When it opened, the door seemed to admit a wedge of cold blue light into the room. Peter felt it touch him, and freeze him. Eleanor stood in the coldness of it, staring at them in silence, for what seemed an eternity.


Grace
.’

He understood then, but only then.

‘Nemesis was swift and awful,’ Jake said afterwards. He was the only one of them who could joke about it; even much later. For Julius, it was the time when he began to understand that he was a spectator in Grace’s concerns, not a participant.

Grace was sent back to London, to Blanche, in the deepest disgrace. She spent the remainder of the year, until the war ended, yoked to a series of chaperones and fulfilling a round of charity work and visits with her mother.

She always claimed thereafter that those months were the most miserable of her life.

Peter Dennis returned to the hospital, and Nathaniel wrote a stiffly worded letter to his commanding officer. Before the ambulance came to take him away, defiant and dry-eyed Grace managed to insinuate herself into his room for the last time. She was supposed to be folding linen in a cubbyhole downstairs, but she had walked through the house with her head held up and no one had come out to intercept her.

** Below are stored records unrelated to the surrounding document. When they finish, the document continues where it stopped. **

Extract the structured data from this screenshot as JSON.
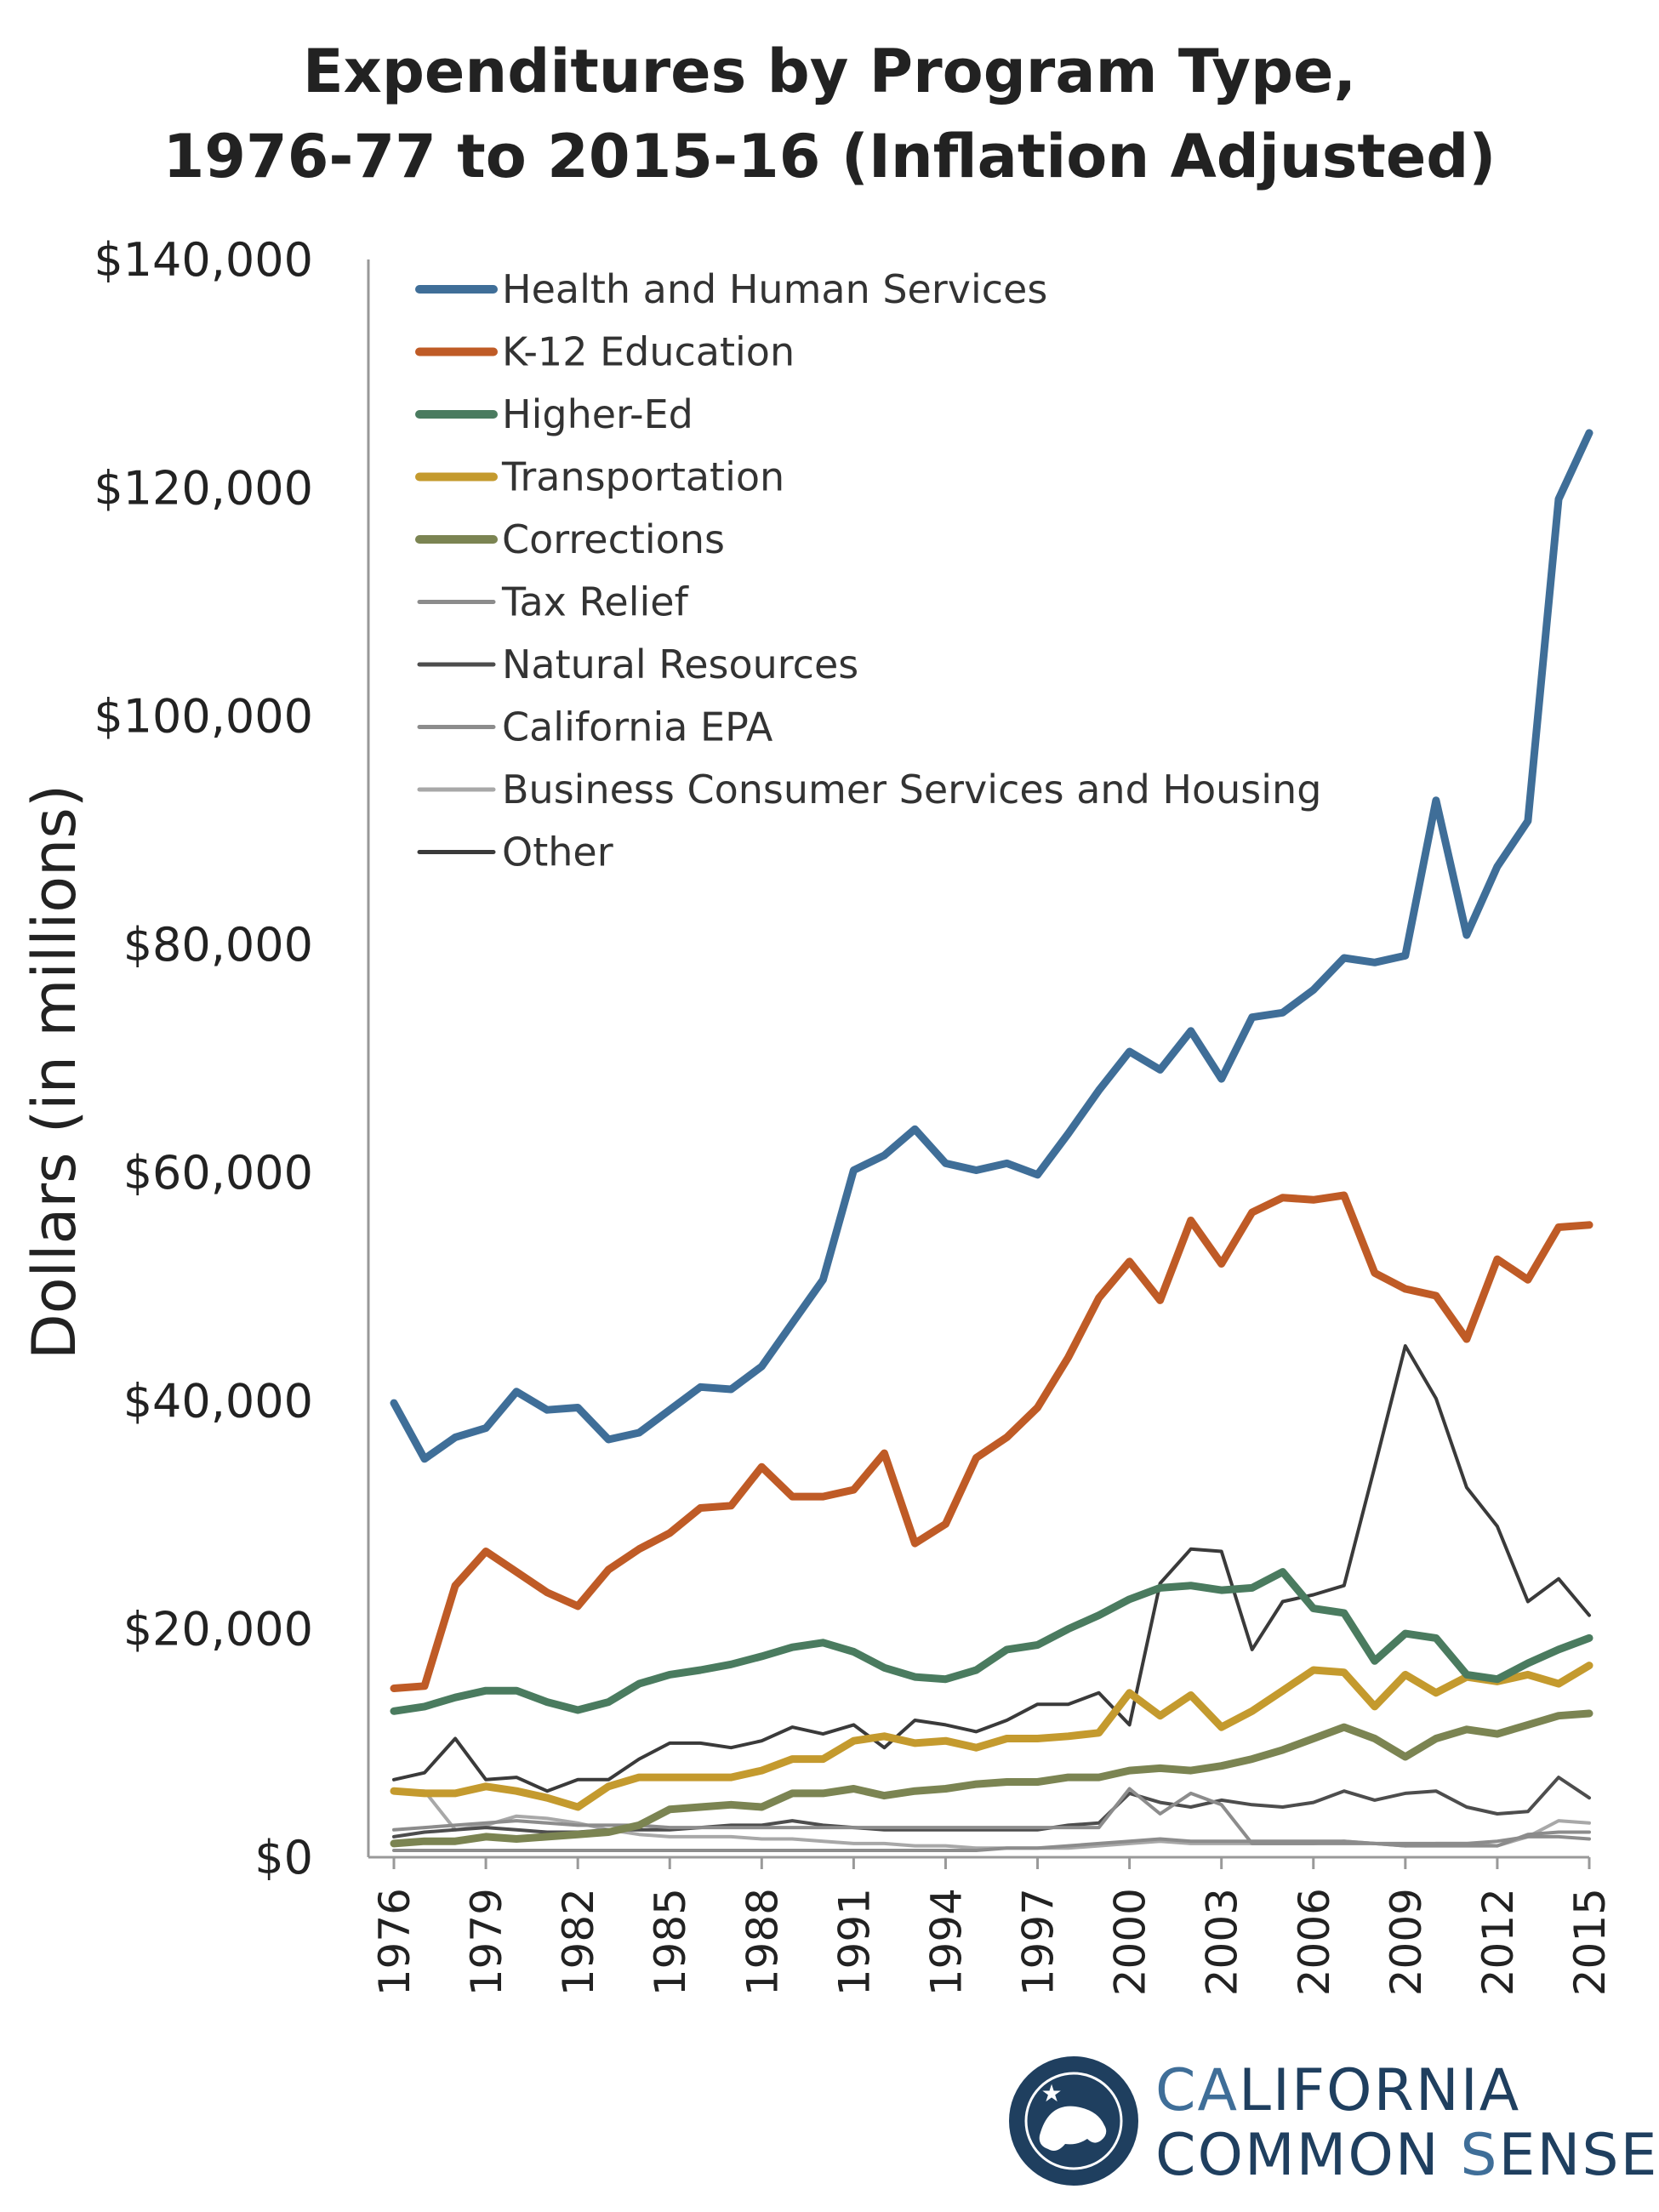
{
  "chart_data": {
    "type": "line",
    "title_lines": [
      "Expenditures by Program Type,",
      "1976-77 to 2015-16 (Inflation Adjusted)"
    ],
    "ylabel": "Dollars (in millions)",
    "xlabel": "",
    "ylim": [
      0,
      140000
    ],
    "yticks": [
      0,
      20000,
      40000,
      60000,
      80000,
      100000,
      120000,
      140000
    ],
    "ytick_labels": [
      "$0",
      "$20,000",
      "$40,000",
      "$60,000",
      "$80,000",
      "$100,000",
      "$120,000",
      "$140,000"
    ],
    "xlim": [
      1976,
      2015
    ],
    "xtick_labels": [
      "1976",
      "1979",
      "1982",
      "1985",
      "1988",
      "1991",
      "1994",
      "1997",
      "2000",
      "2003",
      "2006",
      "2009",
      "2012",
      "2015"
    ],
    "x": [
      1976,
      1977,
      1978,
      1979,
      1980,
      1981,
      1982,
      1983,
      1984,
      1985,
      1986,
      1987,
      1988,
      1989,
      1990,
      1991,
      1992,
      1993,
      1994,
      1995,
      1996,
      1997,
      1998,
      1999,
      2000,
      2001,
      2002,
      2003,
      2004,
      2005,
      2006,
      2007,
      2008,
      2009,
      2010,
      2011,
      2012,
      2013,
      2014,
      2015
    ],
    "legend_position": "top-left",
    "grid": false,
    "series": [
      {
        "name": "Health and Human Services",
        "color": "#3f6e98",
        "width": 9,
        "values": [
          39800,
          34900,
          36800,
          37600,
          40800,
          39200,
          39400,
          36600,
          37200,
          39200,
          41200,
          41000,
          43000,
          46800,
          50600,
          60200,
          61500,
          63800,
          60800,
          60200,
          60800,
          59800,
          63400,
          67200,
          70600,
          69000,
          72400,
          68200,
          73600,
          74000,
          76000,
          78800,
          78400,
          79000,
          92600,
          80800,
          86800,
          90800,
          119000,
          124800
        ]
      },
      {
        "name": "K-12 Education",
        "color": "#bf5b26",
        "width": 9,
        "values": [
          14800,
          15000,
          23800,
          26800,
          25000,
          23200,
          22000,
          25200,
          27000,
          28400,
          30600,
          30800,
          34200,
          31600,
          31600,
          32200,
          35400,
          27500,
          29200,
          35000,
          36800,
          39400,
          43800,
          49000,
          52200,
          48800,
          55800,
          52000,
          56500,
          57800,
          57600,
          58000,
          51200,
          49800,
          49200,
          45400,
          52400,
          50600,
          55200,
          55400
        ]
      },
      {
        "name": "Higher-Ed",
        "color": "#4a7b5f",
        "width": 9,
        "values": [
          12800,
          13200,
          14000,
          14600,
          14600,
          13600,
          12900,
          13600,
          15200,
          16000,
          16400,
          16900,
          17600,
          18400,
          18800,
          18000,
          16600,
          15800,
          15600,
          16400,
          18200,
          18600,
          20000,
          21200,
          22600,
          23600,
          23800,
          23400,
          23600,
          25000,
          21800,
          21400,
          17200,
          19600,
          19200,
          16000,
          15600,
          17000,
          18200,
          19200
        ]
      },
      {
        "name": "Transportation",
        "color": "#c49a2e",
        "width": 9,
        "values": [
          5800,
          5600,
          5600,
          6200,
          5800,
          5200,
          4400,
          6200,
          7000,
          7000,
          7000,
          7000,
          7600,
          8600,
          8600,
          10200,
          10600,
          10000,
          10200,
          9600,
          10400,
          10400,
          10600,
          10900,
          14400,
          12400,
          14200,
          11400,
          12800,
          14600,
          16400,
          16200,
          13200,
          16000,
          14400,
          15800,
          15400,
          16000,
          15200,
          16800
        ]
      },
      {
        "name": "Corrections",
        "color": "#7b8452",
        "width": 9,
        "values": [
          1200,
          1400,
          1400,
          1800,
          1600,
          1800,
          2000,
          2200,
          2800,
          4200,
          4400,
          4600,
          4400,
          5600,
          5600,
          6000,
          5400,
          5800,
          6000,
          6400,
          6600,
          6600,
          7000,
          7000,
          7600,
          7800,
          7600,
          8000,
          8600,
          9400,
          10400,
          11400,
          10400,
          8800,
          10400,
          11200,
          10800,
          11600,
          12400,
          12600
        ]
      },
      {
        "name": "Tax Relief",
        "color": "#8c8c8c",
        "width": 4,
        "values": [
          2400,
          2600,
          2800,
          3000,
          3200,
          3000,
          2800,
          2800,
          2800,
          2600,
          2600,
          2600,
          2600,
          2600,
          2600,
          2600,
          2600,
          2600,
          2600,
          2600,
          2600,
          2600,
          2600,
          2600,
          6000,
          3800,
          5600,
          4600,
          1200,
          1200,
          1200,
          1200,
          1200,
          1000,
          1000,
          1000,
          1000,
          2000,
          2200,
          2200
        ]
      },
      {
        "name": "Natural Resources",
        "color": "#4d4d4d",
        "width": 4,
        "values": [
          1800,
          2200,
          2400,
          2600,
          2400,
          2200,
          2200,
          2400,
          2400,
          2400,
          2600,
          2800,
          2800,
          3200,
          2800,
          2600,
          2400,
          2400,
          2400,
          2400,
          2400,
          2400,
          2800,
          3000,
          5600,
          4800,
          4400,
          5000,
          4600,
          4400,
          4800,
          5800,
          5000,
          5600,
          5800,
          4400,
          3800,
          4000,
          7000,
          5200
        ]
      },
      {
        "name": "California EPA",
        "color": "#8c8c8c",
        "width": 4,
        "values": [
          600,
          600,
          600,
          600,
          600,
          600,
          600,
          600,
          600,
          600,
          600,
          600,
          600,
          600,
          600,
          600,
          600,
          600,
          600,
          600,
          800,
          800,
          1000,
          1200,
          1400,
          1600,
          1400,
          1400,
          1400,
          1400,
          1400,
          1400,
          1200,
          1200,
          1200,
          1200,
          1400,
          1800,
          1800,
          1600
        ]
      },
      {
        "name": "Business Consumer Services and Housing",
        "color": "#a8a8a8",
        "width": 4,
        "values": [
          5800,
          5800,
          2400,
          2800,
          3600,
          3400,
          3000,
          2400,
          2000,
          1800,
          1800,
          1800,
          1600,
          1600,
          1400,
          1200,
          1200,
          1000,
          1000,
          800,
          800,
          800,
          800,
          1000,
          1200,
          1400,
          1200,
          1200,
          1200,
          1200,
          1200,
          1400,
          1200,
          1000,
          1200,
          1200,
          1000,
          1800,
          3200,
          3000
        ]
      },
      {
        "name": "Other",
        "color": "#3a3a3a",
        "width": 4,
        "values": [
          6800,
          7400,
          10400,
          6800,
          7000,
          5800,
          6800,
          6800,
          8600,
          10000,
          10000,
          9600,
          10200,
          11400,
          10800,
          11600,
          9600,
          12000,
          11600,
          11000,
          12000,
          13400,
          13400,
          14400,
          11600,
          24000,
          27000,
          26800,
          18200,
          22400,
          23000,
          23800,
          34200,
          44800,
          40200,
          32400,
          29000,
          22400,
          24400,
          21200
        ]
      }
    ]
  },
  "logo": {
    "line1_a": "CA",
    "line1_b": "LIFORNIA",
    "line2_a": "COMMON ",
    "line2_b": "S",
    "line2_c": "ENSE"
  }
}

‘I wanted to say goodbye,’ she told him. ‘Even though we haven’t been properly introduced.’

Peter stared at her in incomprehension. He could not imagine what it was that drove Grace to pretend carelessness, even comedy, when he could see that she was miserable. He was wondering how what had seemed with Clio to be innocent and natural should have become a matter for shame and public humiliation, because of Grace. He felt ashamed when he remembered what he had done with this mutinous girl, letting himself believe that she was Clio.

‘I suppose the gentlemanly course would be to ask you to marry me.’ He thought sentimentally of marrying Clio, the impossible outcome.

Grace gave a harsh spurt of laughter. ‘I’m not ready to marry anyone yet. I’m sorry.’

‘Don’t feel that you should apologize.’

Grace didn’t seem to flinch. She held out her hand. ‘Won’t you say goodbye?’